Sümerlerin “Enki” adını verdikleri tanrı, tatlı su ve yer tanrısıdır. Kült merkezi Eridu kenti M.Ö. 4000 yıllarına doğru kurulmuş küçük ve zengin bir kenttir. Sümer’in önemli kentlerinden olan Eridu, 3500 yılına doğru yavaş yavaş önemini kaybeder ve geriler. 

Kentin Sümer uygarlığındaki önemi büyüktür. Sümer mitolojisine göre krallık, gökten yere ilk kez Eridu kentine inmiştir. Dünyanın burada düzenlendiğine ve uygarlığın yayılmasının bu kentten başladığına inanılır. 

 Enki, Eridu’daki tapınağında, “Apsu”da oturur. “Bu kutsal yer Apzuwa, Absu, Abzu adlarıyla da belirtilir.” (Narçın, s.28-53). Apsu, “tatlı su” demektir, “o zamanların görüşüyle, yerin üzerinde yüzdüğü ve biraz kazıldığında karşılaşılan, pınarlar ve akarsularla yerden fışkıran muazzam tatlı su rezervini oluşturan yer altı katını ifade ediyordu.” (Mitolojiler Sözlüğü 11, s. 757). Diğer yandan Enuma Eliş Efsanesi’ne göre Apsu, tanrıların babası ve Tiamat’ın eşidir. İlk ruh ve ilk ölüdür. 
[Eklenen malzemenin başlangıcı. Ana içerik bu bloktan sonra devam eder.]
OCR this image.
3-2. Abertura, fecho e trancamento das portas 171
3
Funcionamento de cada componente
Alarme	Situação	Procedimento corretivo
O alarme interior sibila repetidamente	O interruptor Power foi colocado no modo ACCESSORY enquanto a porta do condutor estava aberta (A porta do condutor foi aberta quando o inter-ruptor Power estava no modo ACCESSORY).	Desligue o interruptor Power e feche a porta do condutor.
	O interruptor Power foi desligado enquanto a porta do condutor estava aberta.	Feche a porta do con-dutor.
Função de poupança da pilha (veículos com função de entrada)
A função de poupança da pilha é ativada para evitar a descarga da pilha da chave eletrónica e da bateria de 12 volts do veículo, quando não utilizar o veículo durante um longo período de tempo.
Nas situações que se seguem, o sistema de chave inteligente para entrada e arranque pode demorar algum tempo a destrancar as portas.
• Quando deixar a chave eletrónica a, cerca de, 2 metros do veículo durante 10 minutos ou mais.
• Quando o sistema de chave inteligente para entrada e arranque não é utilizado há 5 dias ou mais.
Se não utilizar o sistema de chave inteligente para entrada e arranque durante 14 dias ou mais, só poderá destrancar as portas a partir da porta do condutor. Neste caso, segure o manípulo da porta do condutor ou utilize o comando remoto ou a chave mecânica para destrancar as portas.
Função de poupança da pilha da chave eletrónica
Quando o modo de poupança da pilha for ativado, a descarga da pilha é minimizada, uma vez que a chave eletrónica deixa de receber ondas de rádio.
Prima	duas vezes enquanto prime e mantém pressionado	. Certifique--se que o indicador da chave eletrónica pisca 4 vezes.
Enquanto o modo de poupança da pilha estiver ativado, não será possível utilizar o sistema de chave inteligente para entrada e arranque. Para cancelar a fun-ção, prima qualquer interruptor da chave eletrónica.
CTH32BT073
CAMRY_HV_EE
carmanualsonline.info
Babillilerin “Ea” dedikleri Enki’nin, Eridu’dan başka hiçbir Sümer kentinde ve dünyanın başka bir yerinde tapınağının olmadığını da önemle belirtmek isteriz. 

 

2. Çerkes Dilinde Tatlı Su ve Ruh Sözcükleri 

Adiğe dilinde “pısı/psı” sözcüğü “tatlı su” (içilebilecek su) anlamına gelir. “Khi” sözcüğü “deniz” anlamına gelmektedir. 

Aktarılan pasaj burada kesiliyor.